I think I can explain this. It looks like I'm turning into "that one guy who always answers when people have questions about geometry" .muzik wrote:I can't be the only one who finds it weird and confusing that there exists no star polyhedron {5/2,5/2}?
Wikipedia says it counts as a failed star polyhedron, since it doesn't eventually close.
I used to find the nonexistence of {5/2, 5/2} weird and confusing too, but it's really no stranger than the fact that {5/2, 4} doesn't exist. It just appears that it might because all of the subsymmetries implied by the Schlafli symbol (pentagonal and digonal/rectangular) exist as subsymmetries of dodecahedral symmetry.
Any nonconvex uniform polytope that has a kaleidoscopic (Wythoffian) construction--and therefore a Coxeter diagram--and does not overlap itself infinitely, must have a symmetry describable by a convex kaleidoscopic consruction (proof?). This means that nonconvex regular polytopes never "make" their own symmetry, they always follow the symmetries of convex polytopes. In this case, {5/2, 3} and {5/2, 5} both happen to close under the symmetry of {5, 3}, icosahedral symmetry. {5/2, 5/2}, however, does not, and there is no other symmetry that it can close under, as it would need to have a pentagonal subsymmetry. This is also why the only regular hyperbolic star tessellations are {n/2, n} and {n, n/2} for odd n greater than 6, as these are the only kaleidoscopic constructions that lend themselves to regular polytopes and a regular symmetry, namely {n, 3}.
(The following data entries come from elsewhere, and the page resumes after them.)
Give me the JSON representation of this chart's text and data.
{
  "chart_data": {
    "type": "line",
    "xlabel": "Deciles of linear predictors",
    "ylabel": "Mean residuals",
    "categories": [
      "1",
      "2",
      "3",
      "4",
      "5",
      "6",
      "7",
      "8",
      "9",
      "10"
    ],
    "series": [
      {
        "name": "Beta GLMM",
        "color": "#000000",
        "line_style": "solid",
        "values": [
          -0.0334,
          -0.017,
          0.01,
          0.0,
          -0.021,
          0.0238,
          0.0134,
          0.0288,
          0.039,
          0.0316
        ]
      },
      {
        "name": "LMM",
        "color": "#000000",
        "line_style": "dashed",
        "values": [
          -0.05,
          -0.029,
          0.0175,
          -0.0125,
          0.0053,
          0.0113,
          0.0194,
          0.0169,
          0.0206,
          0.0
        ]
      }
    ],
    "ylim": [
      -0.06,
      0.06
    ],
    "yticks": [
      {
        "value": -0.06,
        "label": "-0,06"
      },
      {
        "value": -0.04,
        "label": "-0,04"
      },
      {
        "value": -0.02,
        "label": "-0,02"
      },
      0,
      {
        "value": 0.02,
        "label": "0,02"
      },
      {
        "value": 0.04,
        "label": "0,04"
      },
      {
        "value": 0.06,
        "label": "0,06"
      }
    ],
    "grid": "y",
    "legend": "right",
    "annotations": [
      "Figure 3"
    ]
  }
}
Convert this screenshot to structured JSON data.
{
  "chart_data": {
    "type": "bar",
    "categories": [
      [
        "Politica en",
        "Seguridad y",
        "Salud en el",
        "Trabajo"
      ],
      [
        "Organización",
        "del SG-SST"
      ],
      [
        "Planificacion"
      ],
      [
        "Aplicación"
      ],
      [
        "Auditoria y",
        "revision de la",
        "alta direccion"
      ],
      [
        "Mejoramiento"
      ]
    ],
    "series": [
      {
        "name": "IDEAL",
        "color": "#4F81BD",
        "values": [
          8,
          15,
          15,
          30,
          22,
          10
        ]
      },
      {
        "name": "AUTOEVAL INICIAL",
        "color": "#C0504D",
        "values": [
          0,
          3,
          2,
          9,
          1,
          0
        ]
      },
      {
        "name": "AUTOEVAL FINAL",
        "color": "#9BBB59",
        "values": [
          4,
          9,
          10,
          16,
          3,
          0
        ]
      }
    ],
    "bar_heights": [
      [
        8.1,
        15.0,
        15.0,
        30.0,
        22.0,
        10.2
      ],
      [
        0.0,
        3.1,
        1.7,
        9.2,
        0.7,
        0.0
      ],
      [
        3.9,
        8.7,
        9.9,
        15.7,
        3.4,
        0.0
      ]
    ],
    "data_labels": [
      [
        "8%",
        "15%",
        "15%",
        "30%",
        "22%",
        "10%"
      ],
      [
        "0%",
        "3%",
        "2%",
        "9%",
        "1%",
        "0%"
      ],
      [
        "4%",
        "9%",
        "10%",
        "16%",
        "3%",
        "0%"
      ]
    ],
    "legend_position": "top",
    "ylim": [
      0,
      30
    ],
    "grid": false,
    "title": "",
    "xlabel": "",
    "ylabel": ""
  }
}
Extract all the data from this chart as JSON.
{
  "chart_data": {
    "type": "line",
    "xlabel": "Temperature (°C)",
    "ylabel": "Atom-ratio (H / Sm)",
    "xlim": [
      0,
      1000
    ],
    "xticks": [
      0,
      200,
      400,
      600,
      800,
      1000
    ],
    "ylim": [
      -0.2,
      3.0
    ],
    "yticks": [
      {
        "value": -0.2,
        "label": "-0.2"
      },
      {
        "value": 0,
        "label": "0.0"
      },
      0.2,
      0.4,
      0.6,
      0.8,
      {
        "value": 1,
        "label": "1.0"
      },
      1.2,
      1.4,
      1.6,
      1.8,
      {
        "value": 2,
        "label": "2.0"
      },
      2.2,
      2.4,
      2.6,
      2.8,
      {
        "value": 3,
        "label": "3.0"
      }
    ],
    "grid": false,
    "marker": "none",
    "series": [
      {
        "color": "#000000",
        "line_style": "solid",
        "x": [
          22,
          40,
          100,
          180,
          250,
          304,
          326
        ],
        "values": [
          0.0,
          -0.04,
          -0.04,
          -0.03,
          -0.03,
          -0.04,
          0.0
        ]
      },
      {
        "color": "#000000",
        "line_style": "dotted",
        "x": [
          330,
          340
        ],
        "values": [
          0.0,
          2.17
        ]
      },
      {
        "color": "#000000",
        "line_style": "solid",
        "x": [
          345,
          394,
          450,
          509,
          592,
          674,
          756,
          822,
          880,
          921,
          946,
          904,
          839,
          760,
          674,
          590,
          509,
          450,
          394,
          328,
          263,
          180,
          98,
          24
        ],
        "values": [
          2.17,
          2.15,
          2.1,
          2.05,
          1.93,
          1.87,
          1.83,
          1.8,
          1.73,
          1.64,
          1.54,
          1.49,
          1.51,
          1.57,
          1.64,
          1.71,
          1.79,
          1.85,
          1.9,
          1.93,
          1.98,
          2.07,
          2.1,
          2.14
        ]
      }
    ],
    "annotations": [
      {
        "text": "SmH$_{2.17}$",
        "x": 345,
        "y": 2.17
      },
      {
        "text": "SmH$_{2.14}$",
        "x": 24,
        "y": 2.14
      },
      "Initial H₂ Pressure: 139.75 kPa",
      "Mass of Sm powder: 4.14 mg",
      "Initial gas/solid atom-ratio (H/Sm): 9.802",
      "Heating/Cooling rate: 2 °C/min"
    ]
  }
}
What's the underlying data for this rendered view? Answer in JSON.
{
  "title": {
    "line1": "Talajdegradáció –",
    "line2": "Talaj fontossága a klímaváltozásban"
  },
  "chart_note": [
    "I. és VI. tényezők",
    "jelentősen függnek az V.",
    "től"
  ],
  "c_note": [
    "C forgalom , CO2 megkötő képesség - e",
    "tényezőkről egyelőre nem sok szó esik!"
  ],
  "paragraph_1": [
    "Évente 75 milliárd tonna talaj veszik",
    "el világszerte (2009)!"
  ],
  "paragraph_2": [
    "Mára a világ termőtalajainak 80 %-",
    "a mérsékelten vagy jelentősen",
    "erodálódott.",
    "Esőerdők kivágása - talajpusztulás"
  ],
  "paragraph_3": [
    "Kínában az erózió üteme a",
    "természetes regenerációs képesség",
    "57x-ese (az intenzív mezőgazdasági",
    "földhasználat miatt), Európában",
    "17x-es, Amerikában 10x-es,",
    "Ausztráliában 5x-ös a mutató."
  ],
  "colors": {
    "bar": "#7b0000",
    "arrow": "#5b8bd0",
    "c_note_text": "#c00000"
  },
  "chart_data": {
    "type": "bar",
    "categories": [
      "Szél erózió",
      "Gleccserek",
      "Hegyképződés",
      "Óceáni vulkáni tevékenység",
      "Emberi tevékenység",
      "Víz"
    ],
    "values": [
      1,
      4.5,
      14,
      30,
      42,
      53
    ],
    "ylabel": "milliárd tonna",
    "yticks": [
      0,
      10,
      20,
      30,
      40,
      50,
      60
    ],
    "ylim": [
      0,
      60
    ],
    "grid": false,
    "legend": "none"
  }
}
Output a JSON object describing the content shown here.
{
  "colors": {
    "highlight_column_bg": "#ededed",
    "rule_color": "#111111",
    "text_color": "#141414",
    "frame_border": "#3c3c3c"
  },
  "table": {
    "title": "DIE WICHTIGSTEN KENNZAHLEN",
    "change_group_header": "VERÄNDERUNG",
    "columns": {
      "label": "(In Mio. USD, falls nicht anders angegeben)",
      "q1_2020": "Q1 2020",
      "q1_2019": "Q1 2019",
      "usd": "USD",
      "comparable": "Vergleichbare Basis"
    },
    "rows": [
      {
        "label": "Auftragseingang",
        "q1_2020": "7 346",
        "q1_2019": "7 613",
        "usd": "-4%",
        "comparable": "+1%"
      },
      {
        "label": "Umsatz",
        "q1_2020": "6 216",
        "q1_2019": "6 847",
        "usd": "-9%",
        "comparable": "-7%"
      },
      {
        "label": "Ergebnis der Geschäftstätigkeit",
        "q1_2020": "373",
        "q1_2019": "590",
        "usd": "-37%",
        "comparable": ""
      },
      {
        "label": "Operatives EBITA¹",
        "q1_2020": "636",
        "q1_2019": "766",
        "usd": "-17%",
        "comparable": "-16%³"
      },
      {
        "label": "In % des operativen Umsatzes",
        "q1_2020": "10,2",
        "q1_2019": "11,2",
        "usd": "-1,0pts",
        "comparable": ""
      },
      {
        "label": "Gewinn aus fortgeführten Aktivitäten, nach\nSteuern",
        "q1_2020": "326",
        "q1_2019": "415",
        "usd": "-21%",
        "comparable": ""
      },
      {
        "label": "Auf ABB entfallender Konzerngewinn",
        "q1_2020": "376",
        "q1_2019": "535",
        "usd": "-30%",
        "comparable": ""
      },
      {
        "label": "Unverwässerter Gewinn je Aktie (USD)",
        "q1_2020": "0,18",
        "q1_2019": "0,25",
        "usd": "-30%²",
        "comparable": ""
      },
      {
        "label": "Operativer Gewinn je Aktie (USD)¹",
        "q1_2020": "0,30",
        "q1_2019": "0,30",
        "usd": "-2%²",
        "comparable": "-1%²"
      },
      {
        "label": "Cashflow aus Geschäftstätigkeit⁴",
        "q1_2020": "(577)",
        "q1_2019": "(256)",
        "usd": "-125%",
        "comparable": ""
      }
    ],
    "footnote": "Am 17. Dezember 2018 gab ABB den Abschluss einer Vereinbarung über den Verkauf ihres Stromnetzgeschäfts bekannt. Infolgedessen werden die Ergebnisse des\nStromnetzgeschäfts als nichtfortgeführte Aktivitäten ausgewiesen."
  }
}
Another way to think of it is that it doesn't exist because its conjugate* would be {5, 5}, which is hyperbolic and obviously doesn't close either.
Finding all the possible Coxeter diagrams that close under a certain symmetry is difficult (for me), but it can be done by realizing that their omnitruncates** are all facetings*** of each other if given the right edge lengths; each ring in the Coxeter diagram represents a different type of edge, and the edges of each type can have their length changed independently of those of any other type.
Dr. Richard Klitzing has a better way to find these, by "adding" the Coxeter diagrams (called Dynkin diagrams on the website), but I can't really understand it. It is described here: https://bendwavy.org/klitzing/explain/schwarz.htm
*A conjugate of a uniform polytope is one that, roughly, can be constructed by taking regular polygonal subsymmetries (usually on the faces or face figures, which are vertices in 3D) and "wrapping" the symmetry a different number of times. For example, the great dodecahedron {5, 5/2} can have its pentagonal faces doubly wrapped into pentagrammic faces and its pentagrammic vertex figures doubly wrapped into pentagonal ones. This produces the small stellated dodecahedron {5/2, 5}, thus the great dodecahedron and small stellated dodecahedron are conjugates. Taking a polytope's conjugate changes the circumradius and coordinates into their algebraic conjugates; numbers that are roots of the same polynomial.
It is also worth noting that the pentagonal faces and the pentagrammic vertices of the great dodecahedron must change together, as they can be "paired up"; each face lies directly under a vertex. On the other hand, in the square tiling {4, 4} (for example), squares and square-symmetry vertices cannot be paired up, meaning that they can be re-wound independently of each other. If the squares and/or vertices get re-wound thrice, it could lead to {4/3, 4}, {4, 4/3}, or {4/3, 4/3}--but these are all also the square tiling, so this creates no new tessellations.
**The omnitruncate of a Coxeter diagram is the shape made when every node in the diagram is ringed.
***Faceting: a polytope which shares the same vertices as another polytope.